Sermon Preached
NEWSLETTER 200 1989 September
1981–00–00–1-E-R-S-EM04–187ChristTalkWithPharisees
Christ’s talk with the Pharisees (Matthew 22:41–46)
There are several places in the Gospels where Christ openly states that He is the Son of God in an absolutely special sense: that He is the Only One, the Only-begotten Son of God. In St. John's Gospel, in answer to a question He says, «I am He who is». These very words are used by God Himself in the Old Testament in answer to Moses's question, «Who art Thou?», «I am He who is». There is no definition of Me. «I am, I am the Only One, Who is.» In other passages too. Christ declares that He is indeed God come into the world in the flesh.
In this short extract from St. Matthew's Gospel we see how Christ, when He is questioned by people who want to catch Him on a word, faces His hearers with a paradox that is beyond understanding: that He is at the same time the Son of God and the son of man; something that by human laws is impossible. A Jew of the Old Testament could not anticipate such a thing because of his conception of God as being beyond comprehension. And yet in the Old Testament there are a number of places, including the one cited above, where the reader is faced with a difficult question: How can this be? How can it be that Christ is the son of David, and at the same time David calls Him his Lord?

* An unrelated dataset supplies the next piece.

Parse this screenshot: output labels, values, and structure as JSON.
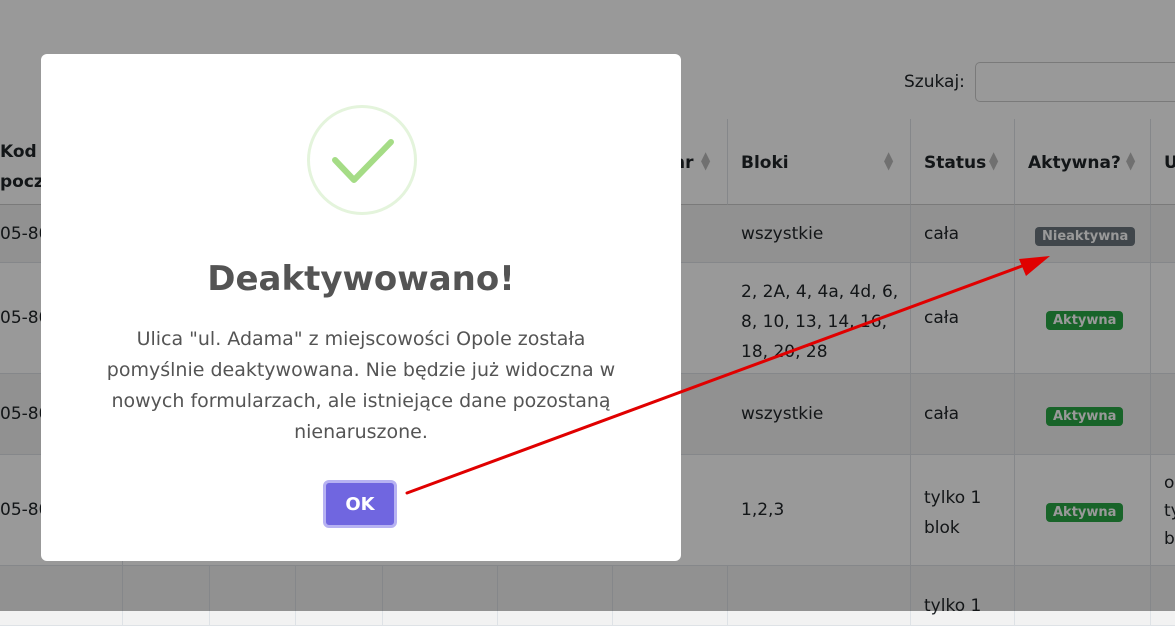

As I have just said, there is no intellectual answer to this; the answer is in the historical fact, the fact that the Son of God was born of the Virgin. In these few words set before the people of the Old Testament (as indeed before any unbeliever or searcher) lies the question, the difficulty and the answer. A Western saint said very daringly, but it seems to me very beautifully, «I am as great as God, God is as small as I.» Christ is God, Christ is man; this is incomprehensible and this is a historical fact.
This also shows us what we are called to be: to be so one with Christ as to grow to superhuman measure to partake of God's nature, to become divine by participation, yet remaining what we are, human. Only by accepting the historical fact of the incarnation can Christ's question to the Pharisee be answered; and only the meeting with Christ as God could convince first a small group of disciples and later an ever increasing number of people, believing Jews and searching pagans, that the prophetic words had been fulfilled in life. Paul had seen only a man in Christ and therefore considered Him a false prophet and impostor, but having met Him on the way to Damascus in His risen glory, he found the answer.
So millions of people from generation to generation have found Him and believe with all their mind and heart and soul, in the whole tenor of their lives, that the Son of God became the son of man, that Christ is their God, and that for us all He is an example, the way, the truth, the life. Amen.